Even if you've used the redirect technique, at query time you can still recover the ID of the actual document that emitted the row, by using the QueryRow.sourceDocumentID property.

Reduce functions

Understanding reduce functions

Reduce functions are the other half of the map/reduce technique. They're optional, and less commonly used. A reduce function post-processes the indexed key/value pairs generated by the map function, by aggregating the values together. Very commonly it counts them, or (if the values are numeric) totals or averages them. The reduce function boils down data the way a chef reduces a sauce. Or if you're a SQL user, reduce functions are like SQL aggregation operators like COUNT or AVERAGE (only you get to define your own.)

In general, most views don't need reduce functions, so don't feel like you're missing something if you haven't written one.
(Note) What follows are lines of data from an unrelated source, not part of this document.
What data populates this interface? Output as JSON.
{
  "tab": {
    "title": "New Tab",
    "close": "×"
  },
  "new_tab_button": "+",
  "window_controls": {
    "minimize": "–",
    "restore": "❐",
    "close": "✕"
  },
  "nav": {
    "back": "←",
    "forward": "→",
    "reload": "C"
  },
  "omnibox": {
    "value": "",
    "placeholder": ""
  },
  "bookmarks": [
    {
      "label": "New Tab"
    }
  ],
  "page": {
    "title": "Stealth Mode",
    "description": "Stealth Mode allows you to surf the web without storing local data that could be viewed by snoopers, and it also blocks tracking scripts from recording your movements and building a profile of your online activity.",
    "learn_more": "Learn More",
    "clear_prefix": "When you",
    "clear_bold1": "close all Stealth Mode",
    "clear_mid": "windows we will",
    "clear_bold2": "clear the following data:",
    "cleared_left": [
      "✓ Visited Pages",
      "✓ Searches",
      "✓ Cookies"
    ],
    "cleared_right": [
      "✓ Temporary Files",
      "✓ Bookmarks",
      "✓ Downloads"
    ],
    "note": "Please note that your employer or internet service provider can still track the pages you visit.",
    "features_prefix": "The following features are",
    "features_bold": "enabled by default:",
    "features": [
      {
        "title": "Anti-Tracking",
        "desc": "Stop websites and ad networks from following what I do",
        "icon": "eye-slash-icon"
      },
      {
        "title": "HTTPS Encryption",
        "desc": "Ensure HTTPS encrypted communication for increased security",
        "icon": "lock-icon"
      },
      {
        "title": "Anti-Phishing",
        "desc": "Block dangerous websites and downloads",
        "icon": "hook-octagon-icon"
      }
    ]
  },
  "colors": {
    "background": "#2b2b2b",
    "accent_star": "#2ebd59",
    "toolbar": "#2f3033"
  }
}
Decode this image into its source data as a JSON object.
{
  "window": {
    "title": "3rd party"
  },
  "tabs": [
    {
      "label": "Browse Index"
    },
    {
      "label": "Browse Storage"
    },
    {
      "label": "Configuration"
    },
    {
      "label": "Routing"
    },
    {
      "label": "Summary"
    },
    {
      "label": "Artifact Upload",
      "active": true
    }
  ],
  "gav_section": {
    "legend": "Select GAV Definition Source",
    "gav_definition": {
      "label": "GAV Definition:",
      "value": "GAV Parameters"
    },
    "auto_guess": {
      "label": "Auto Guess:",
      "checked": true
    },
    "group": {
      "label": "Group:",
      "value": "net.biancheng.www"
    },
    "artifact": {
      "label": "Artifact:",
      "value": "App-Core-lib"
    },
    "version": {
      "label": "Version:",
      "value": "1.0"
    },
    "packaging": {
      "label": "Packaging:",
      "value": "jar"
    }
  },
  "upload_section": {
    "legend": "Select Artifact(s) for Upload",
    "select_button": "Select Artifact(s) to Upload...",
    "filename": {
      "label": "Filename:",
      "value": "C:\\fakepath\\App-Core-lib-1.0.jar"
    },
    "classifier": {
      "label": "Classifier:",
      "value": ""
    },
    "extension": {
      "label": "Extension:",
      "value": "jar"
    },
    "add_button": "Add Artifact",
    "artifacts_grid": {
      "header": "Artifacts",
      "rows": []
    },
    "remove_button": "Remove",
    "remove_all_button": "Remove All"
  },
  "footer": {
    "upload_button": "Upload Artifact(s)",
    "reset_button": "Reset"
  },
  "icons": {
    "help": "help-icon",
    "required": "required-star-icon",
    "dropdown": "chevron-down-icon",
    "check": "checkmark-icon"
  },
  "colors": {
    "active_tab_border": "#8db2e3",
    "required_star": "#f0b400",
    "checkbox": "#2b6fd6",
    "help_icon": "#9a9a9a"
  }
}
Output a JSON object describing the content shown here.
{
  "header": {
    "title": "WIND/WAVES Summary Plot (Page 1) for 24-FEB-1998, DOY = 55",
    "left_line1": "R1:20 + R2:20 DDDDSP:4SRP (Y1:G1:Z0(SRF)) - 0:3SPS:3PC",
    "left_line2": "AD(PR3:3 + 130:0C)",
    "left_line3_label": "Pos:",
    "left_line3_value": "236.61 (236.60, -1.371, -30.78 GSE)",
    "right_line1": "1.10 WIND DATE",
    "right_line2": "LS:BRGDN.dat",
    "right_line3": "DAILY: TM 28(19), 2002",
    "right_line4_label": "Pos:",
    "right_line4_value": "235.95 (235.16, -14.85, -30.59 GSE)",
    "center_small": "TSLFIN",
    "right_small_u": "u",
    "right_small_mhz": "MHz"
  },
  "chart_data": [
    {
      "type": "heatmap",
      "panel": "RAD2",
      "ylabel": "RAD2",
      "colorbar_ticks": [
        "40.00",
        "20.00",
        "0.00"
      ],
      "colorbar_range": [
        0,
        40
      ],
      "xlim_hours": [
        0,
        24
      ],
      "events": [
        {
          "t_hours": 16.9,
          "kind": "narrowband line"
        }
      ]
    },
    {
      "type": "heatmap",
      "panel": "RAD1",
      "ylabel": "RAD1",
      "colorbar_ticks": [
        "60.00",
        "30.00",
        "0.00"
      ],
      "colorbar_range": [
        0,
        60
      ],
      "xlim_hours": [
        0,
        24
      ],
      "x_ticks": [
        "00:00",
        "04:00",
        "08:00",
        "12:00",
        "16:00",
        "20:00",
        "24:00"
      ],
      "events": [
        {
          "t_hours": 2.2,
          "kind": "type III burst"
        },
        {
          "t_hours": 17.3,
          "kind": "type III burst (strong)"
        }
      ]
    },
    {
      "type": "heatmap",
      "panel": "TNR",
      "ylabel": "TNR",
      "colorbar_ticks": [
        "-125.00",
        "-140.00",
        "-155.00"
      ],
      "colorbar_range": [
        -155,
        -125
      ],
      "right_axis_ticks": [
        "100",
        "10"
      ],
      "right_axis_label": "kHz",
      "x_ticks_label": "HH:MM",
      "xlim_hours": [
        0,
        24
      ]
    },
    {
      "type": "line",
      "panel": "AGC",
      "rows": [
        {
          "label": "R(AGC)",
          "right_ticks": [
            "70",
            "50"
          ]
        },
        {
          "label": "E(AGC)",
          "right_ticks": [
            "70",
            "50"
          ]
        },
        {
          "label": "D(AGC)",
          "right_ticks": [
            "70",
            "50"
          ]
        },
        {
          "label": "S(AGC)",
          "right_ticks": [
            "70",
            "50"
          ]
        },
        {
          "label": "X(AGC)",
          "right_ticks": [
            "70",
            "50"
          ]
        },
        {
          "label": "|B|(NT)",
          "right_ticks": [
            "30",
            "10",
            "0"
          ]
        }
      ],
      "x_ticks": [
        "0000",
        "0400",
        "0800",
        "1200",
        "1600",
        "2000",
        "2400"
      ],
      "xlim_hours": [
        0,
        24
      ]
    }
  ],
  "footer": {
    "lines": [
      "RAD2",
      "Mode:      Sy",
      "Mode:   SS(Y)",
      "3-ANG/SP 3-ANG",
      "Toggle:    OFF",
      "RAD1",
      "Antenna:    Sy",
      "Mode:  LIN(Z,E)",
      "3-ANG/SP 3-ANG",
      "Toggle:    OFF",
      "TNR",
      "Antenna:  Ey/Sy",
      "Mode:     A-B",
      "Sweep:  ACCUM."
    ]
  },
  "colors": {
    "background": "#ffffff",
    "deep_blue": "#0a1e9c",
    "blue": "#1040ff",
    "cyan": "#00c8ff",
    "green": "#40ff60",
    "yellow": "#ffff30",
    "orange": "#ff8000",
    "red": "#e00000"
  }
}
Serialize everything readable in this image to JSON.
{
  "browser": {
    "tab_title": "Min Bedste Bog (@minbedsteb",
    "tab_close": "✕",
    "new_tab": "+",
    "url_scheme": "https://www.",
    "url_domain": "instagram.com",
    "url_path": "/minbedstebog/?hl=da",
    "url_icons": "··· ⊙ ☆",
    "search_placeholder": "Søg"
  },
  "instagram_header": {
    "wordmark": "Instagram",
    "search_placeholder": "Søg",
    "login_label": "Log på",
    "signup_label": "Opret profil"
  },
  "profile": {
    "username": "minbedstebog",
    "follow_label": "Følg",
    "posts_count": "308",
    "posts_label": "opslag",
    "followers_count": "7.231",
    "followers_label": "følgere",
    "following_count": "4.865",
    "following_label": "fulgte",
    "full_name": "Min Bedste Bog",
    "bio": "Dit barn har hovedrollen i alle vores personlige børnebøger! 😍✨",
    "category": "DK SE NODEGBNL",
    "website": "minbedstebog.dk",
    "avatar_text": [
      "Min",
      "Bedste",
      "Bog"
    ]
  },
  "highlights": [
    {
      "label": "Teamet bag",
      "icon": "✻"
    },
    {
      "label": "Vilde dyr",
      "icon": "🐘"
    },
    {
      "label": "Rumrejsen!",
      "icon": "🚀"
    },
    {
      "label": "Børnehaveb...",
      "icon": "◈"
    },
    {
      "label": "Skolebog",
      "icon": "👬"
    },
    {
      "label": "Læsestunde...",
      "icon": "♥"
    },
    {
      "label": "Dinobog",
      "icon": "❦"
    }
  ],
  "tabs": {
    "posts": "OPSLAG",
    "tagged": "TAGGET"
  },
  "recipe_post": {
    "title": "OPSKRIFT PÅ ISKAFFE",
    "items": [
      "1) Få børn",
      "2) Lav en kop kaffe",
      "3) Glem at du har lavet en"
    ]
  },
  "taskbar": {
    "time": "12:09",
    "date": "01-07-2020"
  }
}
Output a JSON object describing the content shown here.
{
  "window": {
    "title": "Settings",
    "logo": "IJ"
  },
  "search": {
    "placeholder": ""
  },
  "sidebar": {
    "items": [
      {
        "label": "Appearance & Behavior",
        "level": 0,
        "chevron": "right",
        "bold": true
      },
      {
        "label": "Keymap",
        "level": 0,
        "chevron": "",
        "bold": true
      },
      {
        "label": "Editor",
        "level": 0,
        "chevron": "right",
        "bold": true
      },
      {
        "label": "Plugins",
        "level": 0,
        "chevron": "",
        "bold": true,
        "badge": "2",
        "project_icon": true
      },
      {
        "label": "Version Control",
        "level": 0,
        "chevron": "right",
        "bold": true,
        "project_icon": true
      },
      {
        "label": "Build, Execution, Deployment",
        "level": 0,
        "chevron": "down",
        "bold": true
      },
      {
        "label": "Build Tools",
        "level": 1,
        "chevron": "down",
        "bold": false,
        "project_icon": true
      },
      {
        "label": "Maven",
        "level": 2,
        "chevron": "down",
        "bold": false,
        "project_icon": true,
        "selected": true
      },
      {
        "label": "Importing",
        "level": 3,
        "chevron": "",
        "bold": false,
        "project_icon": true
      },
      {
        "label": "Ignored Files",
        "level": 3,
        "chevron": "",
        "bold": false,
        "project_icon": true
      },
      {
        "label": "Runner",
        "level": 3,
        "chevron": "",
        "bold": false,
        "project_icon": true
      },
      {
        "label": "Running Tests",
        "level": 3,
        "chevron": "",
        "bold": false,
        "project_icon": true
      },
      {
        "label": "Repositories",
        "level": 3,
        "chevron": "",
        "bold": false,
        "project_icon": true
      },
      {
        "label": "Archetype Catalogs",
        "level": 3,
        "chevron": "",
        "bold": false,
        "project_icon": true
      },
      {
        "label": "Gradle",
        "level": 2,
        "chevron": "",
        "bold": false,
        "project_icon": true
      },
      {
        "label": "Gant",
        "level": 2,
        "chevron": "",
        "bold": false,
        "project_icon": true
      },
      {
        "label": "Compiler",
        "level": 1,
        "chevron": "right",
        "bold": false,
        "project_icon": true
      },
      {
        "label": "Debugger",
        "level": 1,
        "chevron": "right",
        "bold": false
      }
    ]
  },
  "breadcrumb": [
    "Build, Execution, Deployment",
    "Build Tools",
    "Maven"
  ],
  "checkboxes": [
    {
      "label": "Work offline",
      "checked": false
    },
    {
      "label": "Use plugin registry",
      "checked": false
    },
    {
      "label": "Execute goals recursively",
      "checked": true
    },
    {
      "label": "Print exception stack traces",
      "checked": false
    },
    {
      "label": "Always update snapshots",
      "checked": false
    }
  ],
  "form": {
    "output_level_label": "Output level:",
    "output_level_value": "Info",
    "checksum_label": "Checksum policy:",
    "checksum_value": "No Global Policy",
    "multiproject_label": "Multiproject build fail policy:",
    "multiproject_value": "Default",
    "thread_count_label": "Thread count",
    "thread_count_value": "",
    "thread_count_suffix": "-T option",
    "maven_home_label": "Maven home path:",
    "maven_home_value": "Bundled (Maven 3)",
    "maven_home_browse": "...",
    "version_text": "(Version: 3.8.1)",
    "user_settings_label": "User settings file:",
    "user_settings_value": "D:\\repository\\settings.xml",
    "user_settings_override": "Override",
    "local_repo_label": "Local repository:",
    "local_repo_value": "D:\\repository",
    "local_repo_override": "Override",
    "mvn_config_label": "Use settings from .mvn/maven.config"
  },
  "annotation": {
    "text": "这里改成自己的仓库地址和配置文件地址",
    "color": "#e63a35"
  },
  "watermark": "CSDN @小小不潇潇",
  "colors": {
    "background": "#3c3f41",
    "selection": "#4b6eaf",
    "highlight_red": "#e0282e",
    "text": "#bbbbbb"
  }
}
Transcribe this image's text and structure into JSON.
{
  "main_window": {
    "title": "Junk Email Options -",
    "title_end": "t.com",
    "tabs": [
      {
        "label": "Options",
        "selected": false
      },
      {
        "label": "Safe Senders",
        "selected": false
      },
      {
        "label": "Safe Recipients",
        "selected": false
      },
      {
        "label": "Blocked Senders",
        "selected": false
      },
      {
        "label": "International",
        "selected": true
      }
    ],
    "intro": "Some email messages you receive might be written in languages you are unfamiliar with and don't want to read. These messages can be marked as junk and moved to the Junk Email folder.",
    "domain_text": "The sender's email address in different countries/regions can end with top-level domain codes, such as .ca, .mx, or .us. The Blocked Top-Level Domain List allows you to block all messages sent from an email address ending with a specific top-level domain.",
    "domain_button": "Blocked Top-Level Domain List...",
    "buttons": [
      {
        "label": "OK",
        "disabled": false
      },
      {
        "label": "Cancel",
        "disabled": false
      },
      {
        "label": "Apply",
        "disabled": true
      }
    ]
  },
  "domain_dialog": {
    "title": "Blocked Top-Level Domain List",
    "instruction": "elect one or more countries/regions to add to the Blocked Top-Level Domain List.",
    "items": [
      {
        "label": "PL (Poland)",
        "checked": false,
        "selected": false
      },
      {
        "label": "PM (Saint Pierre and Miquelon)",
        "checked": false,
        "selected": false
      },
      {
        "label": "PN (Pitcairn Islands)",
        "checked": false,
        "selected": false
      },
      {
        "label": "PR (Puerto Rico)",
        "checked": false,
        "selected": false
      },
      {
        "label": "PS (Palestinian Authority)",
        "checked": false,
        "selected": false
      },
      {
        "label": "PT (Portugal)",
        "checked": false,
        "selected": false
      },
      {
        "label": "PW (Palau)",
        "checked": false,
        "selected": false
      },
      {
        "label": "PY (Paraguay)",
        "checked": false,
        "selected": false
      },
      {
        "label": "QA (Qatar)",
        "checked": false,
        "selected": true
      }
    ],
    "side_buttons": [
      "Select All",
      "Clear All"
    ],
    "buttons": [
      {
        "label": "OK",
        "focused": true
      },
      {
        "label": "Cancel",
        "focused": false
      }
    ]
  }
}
But if you find yourself writing a query and counting the returned rows or adding up their values, you could do that more efficiently with a reduce function.

A reduce function takes an ordered list of key/value pairs, aggregates them together into a single object, and returns that object. Here's an example, building on the phone-numbers example up above:

// Create a view and register its map and reduce functions:
CBLView* phoneView = [db viewNamed: @"phones"];
[view setMapBlock: MAPBLOCK({
    for (NSString* phone in doc[@"phones"]) {
        emit(phone, doc[@"name"]);
    }
}) reduceBlock:^id(NSArray *keys, NSArray *values, BOOL rereduce) {
    return @(values.count);
} version: @"2"];
let phoneView = db.viewNamed("phones")
phoneView.setMapBlock({ (doc, emit) -> Void in
    if let phones = doc["phones"] as? [String] {
        for phone in phones {
            emit(phone, doc["name"])
        }
    }
}, reduceBlock: { (keys, values, rereduce) -> AnyObject! in
    return values.count
}, version: "2")
// Create a view and register its map and reduce functions:
View phoneView = database.getView("phones");
phoneView.setMapReduce(new Mapper() {
    @Override
    public void map(Map<String, Object> document, Emitter emitter) {
        List<String> phones = (List) document.get("phones");
        for (String phone : phones) {
            emitter.emit(phone, document.get("name"));
        }
    }
}, new Reducer() {
    @Override
    public Object reduce(List<Object> keys, List<Object> values, boolean rereduce) {
       return new Integer(values.size());
    }
}, "2");
// Create a view and register its map and reduce functions:
View phoneView = database.getView("phones");
phoneView.setMapReduce(new Mapper() {
    @Override
    public void map(Map<String, Object> document, Emitter emitter) {
        List<String> phones = (List) document.get("phones");
        for (String phone : phones) {
            emitter.emit(phone, document.get("name"));
        }
    }
}, new Reducer() {
    @Override
    public Object reduce(List<Object> keys, List<Object> values, boolean rereduce) {
       return new Integer(values.size());
    }
}, "2");
// Create a view and register its map and reduce functions:
var view = database.GetView("phones");
view.SetMapReduce((doc, emit) => 
{
    var phones = doc["phones"].AsList<string>();
    foreach(var phone in phones) 
    {
        emit(phone, doc["name"]);
    }
}, (keys, values, rereduce) => values.ToList().Count, "2.0");

For efficiency, the key/value pairs are passed in as two parallel arrays. This reduce block just counts the number of values and returns that number as an object. We could query this view, with reduce enabled, and get the total number of phone numbers in the database. Or by specifying a key range we could find the number of phone numbers in that range, for example the number in a single area code.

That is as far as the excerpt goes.